DynaSim / DynaSim

DynaSim toolbox for modeling and simulating dynamical systems
https://dynasim.github.io
MIT License
61 stars 32 forks source link

Create and enforce Development Style Guide #19

Closed asoplata closed 7 years ago

asoplata commented 8 years ago

In the, um, forthcoming documentation, or at least somewhere for the time being, we should agree to follow a Style Guide for both the code and activity on the Git repository.

Code

When I say code, I also mean documentation specifically. Once I implement the Sphinx-style documentation format for all the actual MATLAB code, I expect us to stick to that format. In any case, I'll eventually provide a bash script to build the documentation automatically, and running that before you commit that should report any doc gen errors if you've made a mistake.

In terms of actual MATLAB programming style, I think this is less important than documentation or Git style. Feel free to add to the discussion of what this should be. So far, I think following Jason's style as it exists is a good idea, and he's been programming with a few principles in mind: KISS (Keep It Simple...), and I'd add a function should do one thing, and do it well.

Git

Commit style

Tim Pope has one of the most succinct explanations of what have become Git-commit-best-practices across much of the internet. The main things are

  1. Keep the main commit title/message at or under 50 characters! DO THIS or else GitHub will NOT interpret/display the commit message correctly! (E.g. here, where the commit title runs over into the description)
  2. Use "imperative verbs" in the commit titles like "Fix documentation". This way, when you act on those commits, it's like you're doing to the code what the commit says.
  3. Follow up a short commit title with longer, explanatory text after an empty line below, and preferably wrap this text to 72 characters so it displays nicely everywhere (and so people don't have to click on the horizontal slider thing to read your stuff).

Here is more best practice information than you could ever wish for.

Collaboration / Workflow

Jason and I discussed this at length back in the prehistoric days of DNSIM, but because this is a smaller project, (<10 active developers) we initially decided that a simplified git-flow model as shown in full model with just a master, dev, and individual/issue-based feature branches were the way to go, the only additional constraint being that you should submit a Pull Request before merging back into dev. Anyone can publicly make a Pull Request, of course, but keeping the work on branches inside a single repo makes it easier for a small team to make bigger changes themselves, e.g.
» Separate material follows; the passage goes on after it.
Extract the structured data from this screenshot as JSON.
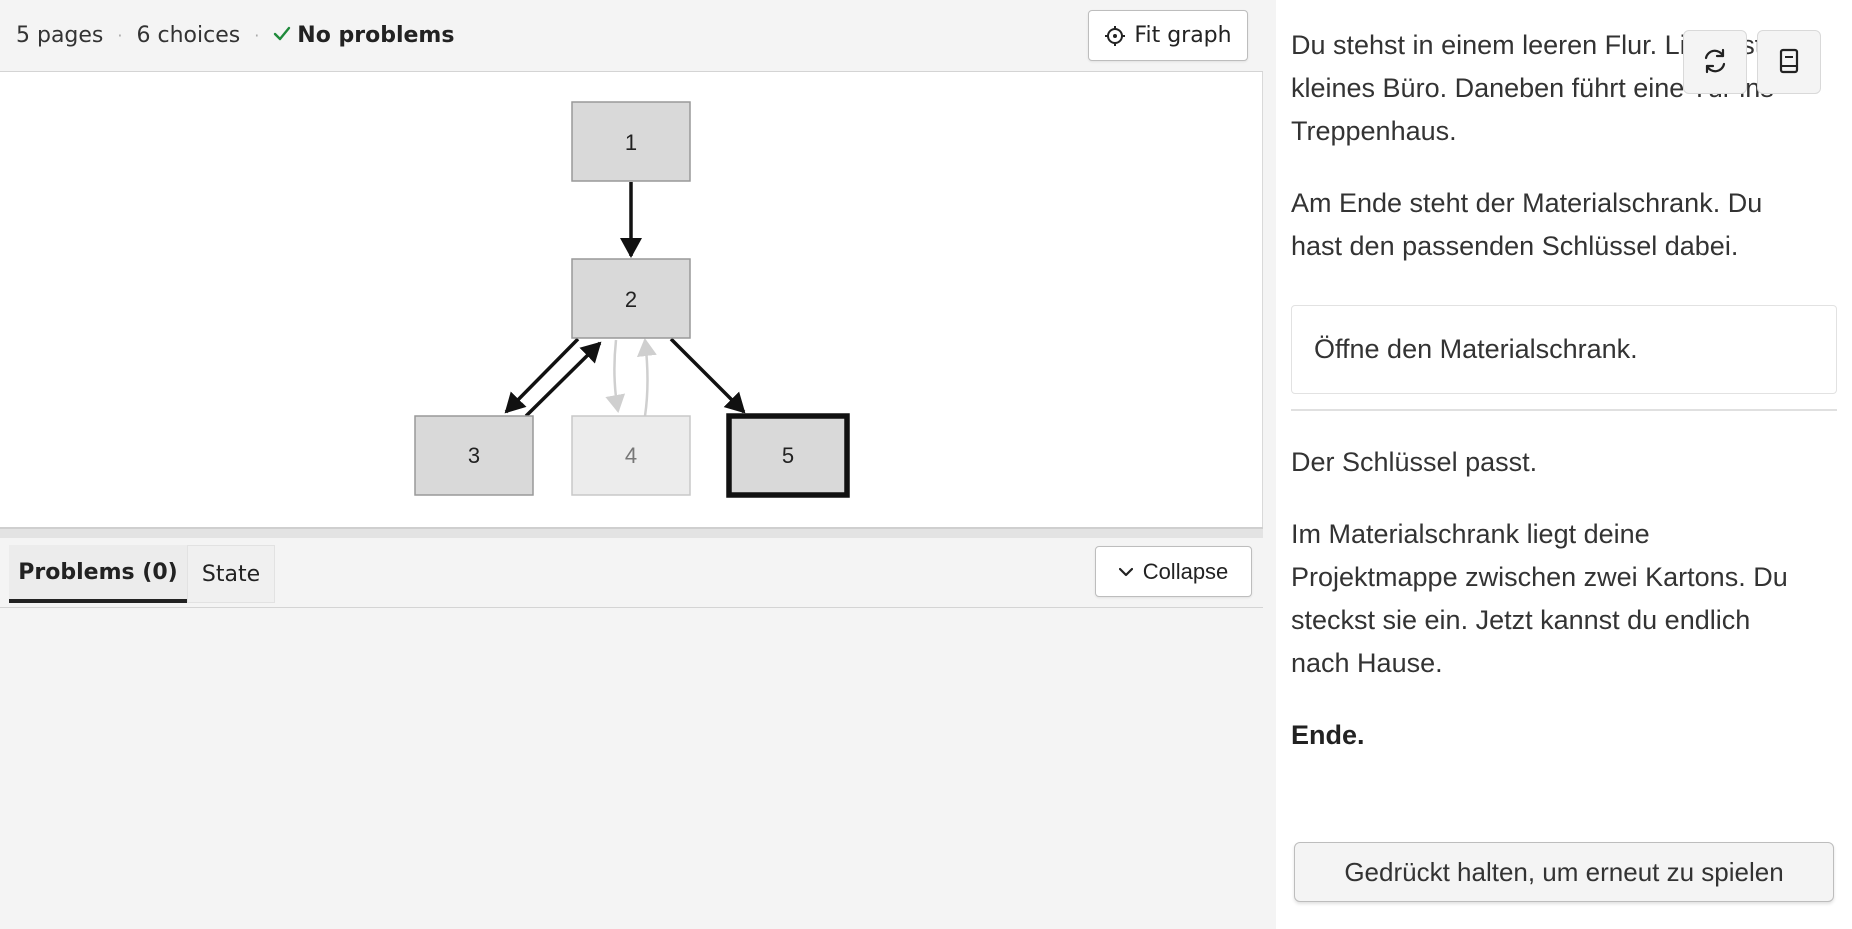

Jason doesn't himself have to accept all Pull Requests. This method generates a lot of information about the development path, which we want since otherwise it can be unclear at times why someone is doing something, and we're not dealing with so much development that understanding all the changes simultaneously is a problem. This is sort of a merge of the git-flow model and the confusingly similar Github-flow model.

That said, we aren't married to this model, and the branches in DNSIM kind of...spiraled out of control as people made user-specific and archaic branches that eventually had little hope of being merged back into master or dev, not to mention the fact that, because there were no clear milestones, it was never clear at what points work would be done to merge the active dev branch into the dead master. Learning from that experience, using the git-flow model as we are currently supposing places much emphasis on having few, large updates to the master branch that are supposed to be dependable, tested, production-ready updates. Jason's medium-term software plans for DynaSim more easily support this model.

If we were adding significant features all the time, and had a very good automated testing apparatus like Travis CI a la "continuous integration" (the closest thing for MATLAB seems to be something called Jenkins), then the more willy-nilly, constant-changes-to-master-everyday "Github-flow" model would be better, but this requires much more discipline about handling merge conflicts all the time etc. We're open to ideas about any model.

One possible change to the "git-flow" model is to do the "public GitHub way", and that IIRC GitHub promotes: instead of being added as admin to a specific repo, you "fork" a copy of that repo, and then when you want to commit changes to the original repo "upstream", you send a public pull request. This would make it easier for people to make their own personalizing changes to their copy of the DynaSim code while still being able to selectively send back helpful update code. The problem with this...is the benefit from it: people may find it so easy to personalize their code but never send anything upstream that everyone ends up running fragmented copies of the different, irreconciliable code versions. You can always pull changes from the original repo into your fork, but if the history of the DNSIM commits are any indication, it's very possible people will end up writing a whole bunch of nice code that works with their custom DynaSim...only to have it be so incompatible that it never makes it back to the core, "upstream". Doing things on a "branch" instead of "fork" style helps with this, although it does require us to enforce coherence among the branches, i.e. no weird custom personalized version -branches. If something requires strong personalization, then that means we need to have an agreed-upon way to personalize that that EVERY install should follow. E.g., require a bash/CLI environment variable to be set when you install that determines where your mechanism files are, or whatever. One-off personalizations make it harder for other people to use that code, and any effort into individual personalizations could instead be put into helping to make it work for everyone, a la communist utopia-style!

One thing we haven't worked through is to clear the separation between what is considered part of the canonical repo vs. what do individual users do with private, individual-user specific code like custom private mechanisms or analysis code. You can't have two different git repos in the same directory IIRC, but we do want to provide a DynaSim install with some starter cell mechanisms, etc...but we also want to make it easy for people to share them without having to worry about conflicts/etc. with the DynaSim GitHub repo. How we manage this will probably impact our choice of Git development.

asoplata commented 7 years ago

This has been created on the wiki here.